Anonymous victims are easy to care about. This one, up close and personal, can be scrutinized for worthiness: Drug addict? Alcoholic? Street-lifer by choice? Criminal? Mentally ill? Battered woman?

Many feelings arise as I wait impatiently for the light to change. Guilt: Have vs. have not. Anger: Why doesn’t he get a job? Compassion: I wish I could really help. Gullibility: He’ll buy beer or cigarettes. Helpless: My dollar won’t solve his problems. More and more, I give less and less to people on corners with signs.

I asked several of my friends how they handle it.

“The problem will never go away. Money won’t make it go away,” Jack says. “If the guy on the corner looks like a total drunk and the sign says, ‘Even pennies will help,’ I won’t give him even pennies.” He does give quarters to a man on the corner of Santa Fe and Mississippi, because of his attitude. “He humps along on a bad leg. He’ll do 10 car lengths on every cycle of the light. He yells out, ‘Hey! Howya doin? Peace! God Bless you!”‘

Lois says she’ll give money sometimes when she’s walking and someone asks for help, but people with signs make it seem like a business. When her daughter Caira was young, she says, “We decided they needed good food, so we carried granola bars and apples in the car. Some people wouldn’t take the granola bars.” Lois remembers when the newspapers gave street people papers to sell. “It was a way to make them feel they were doing something useful.”

Almost every day, I see the same person at 29th Avenue and Sheridan, a young white man with gender issues. He used to wear a dress and had bright orange hair. Lately he’s been wearing a purple shirt and dark pants and his hair is short now. He’s handsome, except for two or three missing teeth. He has an open, intelligent face and wide green eyes. He smiles and is not intrusive. I’ve given him a dollar or quarters various times. Once I gave him a bottle of water. Always, I hope he’s not there or that the light will change before I’m beside him.

Finally I decided to talk to him – but he’s a her, as it turns out. Ariana is a transsexual, bipolar, lesbian with post-traumatic stress disorder. She’s been raped and abused. She gave up the fem look because men in cars would proposition her when they stopped at the light. Ariana is 37, was born in Houston and lived there until she was 24. Texas will not change her birth certificate to say she is now a woman. She used to be a software engineer, she tells me.
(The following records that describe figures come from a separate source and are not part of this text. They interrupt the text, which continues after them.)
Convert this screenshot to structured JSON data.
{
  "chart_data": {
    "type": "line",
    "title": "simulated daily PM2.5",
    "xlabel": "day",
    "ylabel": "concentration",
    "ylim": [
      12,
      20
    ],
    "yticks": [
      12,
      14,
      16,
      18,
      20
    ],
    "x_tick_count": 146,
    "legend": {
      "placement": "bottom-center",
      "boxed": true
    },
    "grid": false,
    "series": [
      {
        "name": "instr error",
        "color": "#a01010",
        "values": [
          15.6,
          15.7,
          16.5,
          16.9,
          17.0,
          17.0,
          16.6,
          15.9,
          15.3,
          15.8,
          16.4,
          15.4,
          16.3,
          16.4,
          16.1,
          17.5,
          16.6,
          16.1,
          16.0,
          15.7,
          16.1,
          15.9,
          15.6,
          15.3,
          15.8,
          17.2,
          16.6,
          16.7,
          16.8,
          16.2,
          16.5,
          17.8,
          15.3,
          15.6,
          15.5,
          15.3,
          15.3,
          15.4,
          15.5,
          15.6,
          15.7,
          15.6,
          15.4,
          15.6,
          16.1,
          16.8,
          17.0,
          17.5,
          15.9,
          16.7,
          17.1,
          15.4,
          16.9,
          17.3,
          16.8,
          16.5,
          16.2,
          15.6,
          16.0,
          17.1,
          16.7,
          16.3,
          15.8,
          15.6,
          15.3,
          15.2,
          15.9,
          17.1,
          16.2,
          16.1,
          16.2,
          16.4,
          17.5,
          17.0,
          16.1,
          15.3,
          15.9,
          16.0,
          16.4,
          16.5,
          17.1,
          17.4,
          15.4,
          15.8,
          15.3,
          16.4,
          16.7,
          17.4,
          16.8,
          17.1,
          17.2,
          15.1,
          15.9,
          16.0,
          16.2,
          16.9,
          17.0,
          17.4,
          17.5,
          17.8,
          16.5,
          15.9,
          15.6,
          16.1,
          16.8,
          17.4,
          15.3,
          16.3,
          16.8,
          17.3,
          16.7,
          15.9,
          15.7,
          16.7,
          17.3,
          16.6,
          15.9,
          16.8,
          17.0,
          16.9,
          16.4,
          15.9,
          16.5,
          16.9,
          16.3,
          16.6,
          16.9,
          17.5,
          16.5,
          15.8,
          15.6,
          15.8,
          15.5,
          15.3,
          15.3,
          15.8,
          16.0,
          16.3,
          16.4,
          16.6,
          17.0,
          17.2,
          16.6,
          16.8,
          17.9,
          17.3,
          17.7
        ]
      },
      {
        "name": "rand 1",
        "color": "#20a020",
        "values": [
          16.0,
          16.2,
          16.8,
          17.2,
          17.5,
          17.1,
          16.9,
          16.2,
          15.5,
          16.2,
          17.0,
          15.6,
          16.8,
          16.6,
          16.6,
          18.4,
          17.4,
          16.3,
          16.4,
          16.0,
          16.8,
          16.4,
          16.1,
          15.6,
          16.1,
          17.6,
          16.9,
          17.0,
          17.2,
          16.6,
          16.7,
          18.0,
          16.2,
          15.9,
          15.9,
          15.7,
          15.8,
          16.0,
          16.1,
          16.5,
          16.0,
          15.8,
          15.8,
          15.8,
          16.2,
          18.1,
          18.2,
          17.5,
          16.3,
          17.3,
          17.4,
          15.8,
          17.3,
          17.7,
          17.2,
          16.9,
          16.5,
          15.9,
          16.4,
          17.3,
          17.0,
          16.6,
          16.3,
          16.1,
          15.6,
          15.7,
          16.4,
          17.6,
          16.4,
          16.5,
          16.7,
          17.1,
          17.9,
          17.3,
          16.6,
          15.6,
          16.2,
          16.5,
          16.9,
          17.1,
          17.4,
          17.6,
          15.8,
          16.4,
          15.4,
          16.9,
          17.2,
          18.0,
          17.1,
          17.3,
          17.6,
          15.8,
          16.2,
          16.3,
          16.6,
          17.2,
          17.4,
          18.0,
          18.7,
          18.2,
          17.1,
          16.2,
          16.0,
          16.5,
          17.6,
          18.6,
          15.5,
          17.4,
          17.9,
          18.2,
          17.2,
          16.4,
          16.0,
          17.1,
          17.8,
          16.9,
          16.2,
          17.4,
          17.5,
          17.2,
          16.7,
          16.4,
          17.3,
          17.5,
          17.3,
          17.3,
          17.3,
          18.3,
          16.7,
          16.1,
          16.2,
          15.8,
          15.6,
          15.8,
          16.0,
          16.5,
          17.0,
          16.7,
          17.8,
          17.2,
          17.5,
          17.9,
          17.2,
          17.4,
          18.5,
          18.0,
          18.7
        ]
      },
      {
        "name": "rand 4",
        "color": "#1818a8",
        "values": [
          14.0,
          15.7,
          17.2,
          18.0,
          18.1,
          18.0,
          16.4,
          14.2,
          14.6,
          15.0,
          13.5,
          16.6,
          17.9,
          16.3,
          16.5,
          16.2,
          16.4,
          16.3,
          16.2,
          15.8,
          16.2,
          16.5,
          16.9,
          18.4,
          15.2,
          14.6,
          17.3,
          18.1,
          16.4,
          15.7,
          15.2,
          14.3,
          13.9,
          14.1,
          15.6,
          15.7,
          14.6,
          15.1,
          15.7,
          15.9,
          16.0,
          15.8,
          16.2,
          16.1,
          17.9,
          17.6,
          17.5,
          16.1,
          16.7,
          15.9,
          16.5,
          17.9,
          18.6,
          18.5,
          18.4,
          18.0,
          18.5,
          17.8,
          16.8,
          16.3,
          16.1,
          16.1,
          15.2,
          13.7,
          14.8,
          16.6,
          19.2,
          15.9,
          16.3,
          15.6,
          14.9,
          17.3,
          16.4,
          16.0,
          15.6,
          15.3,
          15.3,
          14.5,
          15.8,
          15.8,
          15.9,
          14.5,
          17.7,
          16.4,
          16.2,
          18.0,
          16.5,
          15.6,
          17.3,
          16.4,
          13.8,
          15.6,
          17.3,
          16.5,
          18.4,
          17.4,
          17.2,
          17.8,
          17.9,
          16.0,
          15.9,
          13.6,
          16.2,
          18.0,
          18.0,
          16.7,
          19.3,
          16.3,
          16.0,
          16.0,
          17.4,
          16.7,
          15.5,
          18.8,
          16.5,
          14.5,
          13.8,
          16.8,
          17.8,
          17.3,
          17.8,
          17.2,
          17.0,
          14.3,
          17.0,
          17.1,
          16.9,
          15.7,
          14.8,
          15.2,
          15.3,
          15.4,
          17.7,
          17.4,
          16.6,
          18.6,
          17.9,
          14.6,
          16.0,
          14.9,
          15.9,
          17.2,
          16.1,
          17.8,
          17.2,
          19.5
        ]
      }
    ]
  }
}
Because Ariana is on disability, with zero income, she pays $25 a month for Section Eight housing. Most of her food comes from the food bank, but she gets meat at Safeway. Right now they have ground beef for $1.29 a pound. Just before I approached her, a woman had given her $20. “This happens several times a month,” Ariana says.

I asked her why others are out on the corners. “They’re mentally ill, drug addicts, alcoholics,” she says, and the long-time homeless who “can’t accept the confines of structure. Working in an office eight hours a day is like prison for them.” Some people Ariana knows have places to live. “A lot of them are on disability. This is the only way they can get by. I know a man who’s a double amputee. They told him he has to survive for two years on no income to get disability.” And she says that some people are frauds.

I believe that helping the homeless is my moral responsibility. And loose change doesn’t constitute real change. I commend Mayor John Hickenlooper on creating the Commission to End Homelessness. Short-term shelter and long-term affordable housing will make a real difference. This foundation, supported by case-management, mental-health, substance-abuse, employment and other services, will engender self-sufficiency. Everyone needs and deserves this, whether you’re beaten down by an addiction, mental illness or a hurricane.

The big print of Ariana’s sign says the usual, “Anything Will Help. Thanks!” Below that, she’s printed, “Poverty is not a crime. This activity is protected by the first Amendment of the U.S. Constitution.”

Karen Sbrockey is a coordinator of health education information.